I am writing a path tracer for GPU using CUDA 10.2. The entire program ran fine until i added a recursive call to the trace function. nvcc still compiles it, although with the warning: "Severity Code Description Project File Line Suppression State Warning Stack size for entry function '' cannot be statically determined". When the GPU reaches the point it stops and the next time CPU gets an cudaError from an API call it is cuda error 715, which is cudaErrorIllegalInstruction.

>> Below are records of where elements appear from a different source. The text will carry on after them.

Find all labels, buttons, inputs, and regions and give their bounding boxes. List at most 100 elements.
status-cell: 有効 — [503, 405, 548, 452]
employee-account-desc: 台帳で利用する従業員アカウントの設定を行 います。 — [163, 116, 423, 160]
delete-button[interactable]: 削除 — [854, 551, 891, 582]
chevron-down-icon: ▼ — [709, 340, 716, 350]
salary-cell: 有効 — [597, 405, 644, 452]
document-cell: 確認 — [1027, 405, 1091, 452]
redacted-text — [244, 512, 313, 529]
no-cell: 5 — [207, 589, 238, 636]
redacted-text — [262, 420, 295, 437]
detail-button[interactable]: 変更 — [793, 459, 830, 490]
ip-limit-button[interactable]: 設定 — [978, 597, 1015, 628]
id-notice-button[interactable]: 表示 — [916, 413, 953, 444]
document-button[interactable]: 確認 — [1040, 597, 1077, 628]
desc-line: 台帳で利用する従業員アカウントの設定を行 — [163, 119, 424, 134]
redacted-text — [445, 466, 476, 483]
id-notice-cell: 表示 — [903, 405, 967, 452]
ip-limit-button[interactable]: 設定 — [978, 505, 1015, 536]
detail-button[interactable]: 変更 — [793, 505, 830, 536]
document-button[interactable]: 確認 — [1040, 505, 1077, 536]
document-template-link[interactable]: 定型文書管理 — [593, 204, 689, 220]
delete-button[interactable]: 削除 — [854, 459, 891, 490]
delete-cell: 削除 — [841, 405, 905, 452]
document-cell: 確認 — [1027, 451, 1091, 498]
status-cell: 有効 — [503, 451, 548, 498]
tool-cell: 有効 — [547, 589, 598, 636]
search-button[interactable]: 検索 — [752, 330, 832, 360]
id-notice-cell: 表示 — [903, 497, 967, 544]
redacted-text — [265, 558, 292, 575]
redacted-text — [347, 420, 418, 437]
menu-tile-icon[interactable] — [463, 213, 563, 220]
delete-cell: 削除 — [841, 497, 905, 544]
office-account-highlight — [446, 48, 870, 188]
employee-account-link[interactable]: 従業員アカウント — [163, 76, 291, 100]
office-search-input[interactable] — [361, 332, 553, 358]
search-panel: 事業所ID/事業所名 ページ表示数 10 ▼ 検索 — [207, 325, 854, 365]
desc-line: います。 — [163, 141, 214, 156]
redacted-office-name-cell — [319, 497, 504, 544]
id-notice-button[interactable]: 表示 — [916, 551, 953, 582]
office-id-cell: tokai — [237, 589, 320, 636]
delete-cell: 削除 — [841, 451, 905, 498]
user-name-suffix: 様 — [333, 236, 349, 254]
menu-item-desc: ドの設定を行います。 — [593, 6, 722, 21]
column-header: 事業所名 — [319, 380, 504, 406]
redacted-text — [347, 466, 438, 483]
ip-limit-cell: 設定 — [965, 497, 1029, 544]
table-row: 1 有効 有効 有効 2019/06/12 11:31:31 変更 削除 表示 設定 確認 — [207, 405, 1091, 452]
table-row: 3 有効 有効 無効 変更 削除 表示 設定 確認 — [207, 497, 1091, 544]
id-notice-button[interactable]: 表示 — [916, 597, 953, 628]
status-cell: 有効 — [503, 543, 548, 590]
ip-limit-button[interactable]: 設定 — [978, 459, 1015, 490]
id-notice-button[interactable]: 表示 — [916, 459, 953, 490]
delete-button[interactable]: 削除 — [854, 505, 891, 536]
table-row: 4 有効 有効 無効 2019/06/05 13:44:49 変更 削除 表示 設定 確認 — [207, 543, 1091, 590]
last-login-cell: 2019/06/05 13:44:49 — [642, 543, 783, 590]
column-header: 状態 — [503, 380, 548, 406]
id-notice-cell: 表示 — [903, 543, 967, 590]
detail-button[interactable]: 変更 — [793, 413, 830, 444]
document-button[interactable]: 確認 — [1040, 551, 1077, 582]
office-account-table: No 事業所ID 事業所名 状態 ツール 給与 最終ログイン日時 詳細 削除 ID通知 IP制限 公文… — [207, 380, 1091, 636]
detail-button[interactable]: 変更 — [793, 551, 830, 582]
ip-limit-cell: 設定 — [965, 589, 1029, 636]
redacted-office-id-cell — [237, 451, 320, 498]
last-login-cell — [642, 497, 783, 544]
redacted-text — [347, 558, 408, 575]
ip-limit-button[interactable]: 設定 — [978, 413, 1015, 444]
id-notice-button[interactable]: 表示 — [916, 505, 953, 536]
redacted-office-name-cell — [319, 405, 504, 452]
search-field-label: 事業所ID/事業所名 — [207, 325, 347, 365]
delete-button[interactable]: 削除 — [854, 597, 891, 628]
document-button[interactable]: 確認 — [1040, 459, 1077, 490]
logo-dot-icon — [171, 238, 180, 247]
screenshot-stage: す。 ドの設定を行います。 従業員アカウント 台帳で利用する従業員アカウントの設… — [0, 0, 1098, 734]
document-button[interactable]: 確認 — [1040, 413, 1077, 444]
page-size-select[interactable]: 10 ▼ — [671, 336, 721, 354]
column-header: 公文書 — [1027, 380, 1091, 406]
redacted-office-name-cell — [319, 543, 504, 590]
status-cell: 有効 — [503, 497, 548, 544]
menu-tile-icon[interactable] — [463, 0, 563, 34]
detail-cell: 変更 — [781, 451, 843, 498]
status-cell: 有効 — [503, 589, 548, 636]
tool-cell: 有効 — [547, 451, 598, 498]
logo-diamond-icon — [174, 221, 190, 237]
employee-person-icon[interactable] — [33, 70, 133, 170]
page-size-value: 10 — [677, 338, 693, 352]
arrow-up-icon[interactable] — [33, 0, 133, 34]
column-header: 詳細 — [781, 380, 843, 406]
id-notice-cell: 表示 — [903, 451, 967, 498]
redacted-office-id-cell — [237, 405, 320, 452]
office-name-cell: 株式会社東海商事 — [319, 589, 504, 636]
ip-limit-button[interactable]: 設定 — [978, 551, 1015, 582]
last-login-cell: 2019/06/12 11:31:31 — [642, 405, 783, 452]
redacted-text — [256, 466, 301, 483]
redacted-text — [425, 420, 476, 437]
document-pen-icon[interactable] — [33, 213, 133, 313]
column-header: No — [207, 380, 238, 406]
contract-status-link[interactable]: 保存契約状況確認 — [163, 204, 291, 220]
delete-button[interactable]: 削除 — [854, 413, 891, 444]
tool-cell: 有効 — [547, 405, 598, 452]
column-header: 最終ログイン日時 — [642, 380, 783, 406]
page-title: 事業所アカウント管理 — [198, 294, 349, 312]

I tried recreating the issue by writing another recursive kernel/function pair, and the compiler gave the same warning, but it executed expectedly. Unfortunately this means i have to dump my entire function here (if there are any questions to the functions and types used i will happily answer them):
__device__ Vec3 trace(
const Settings& settings,
const Ray& r,
const Shape* shapes,
const size_t nshapes,
uint8_t bounces,
curandState& randState) {
if (bounces >= settings.maxBounces) {
return Vec3(0.0f);
}
const Shape* shape = nullptr;
float t = inf;
bool flipNormal;
float dist;
for (size_t i = 0; i < nshapes; i++) {
if (shapes[i].intersect(r, dist, flipNormal) && dist < t) {
shape = shapes + i;
t = dist;
}
}
if (shape == nullptr)
return settings.background;
const Vec3 hitPos = r.ori + t * r.dir;
const Vec3 normal = flipNormal ? -shape->normal(hitPos) : shape->normal(hitPos);
const Vec3 hemiDir = cosineSample(normal, randState);
const Vec3 traceCol = trace(
settings,
Ray(hitPos + normal * settings.bias, hemiDir),
shapes,
nshapes,
bounces + 1,
randState
);
return shape->surface.emittance + shape->surface.color * traceCol;
}
Has anyone else had this issue and in that case, how was it fixed? I could probably redesign to a non-recursive design, although it wouldn't be an optimal solution. I don't even know where to start with debugging this issue, so any ideas are greatly appreciated.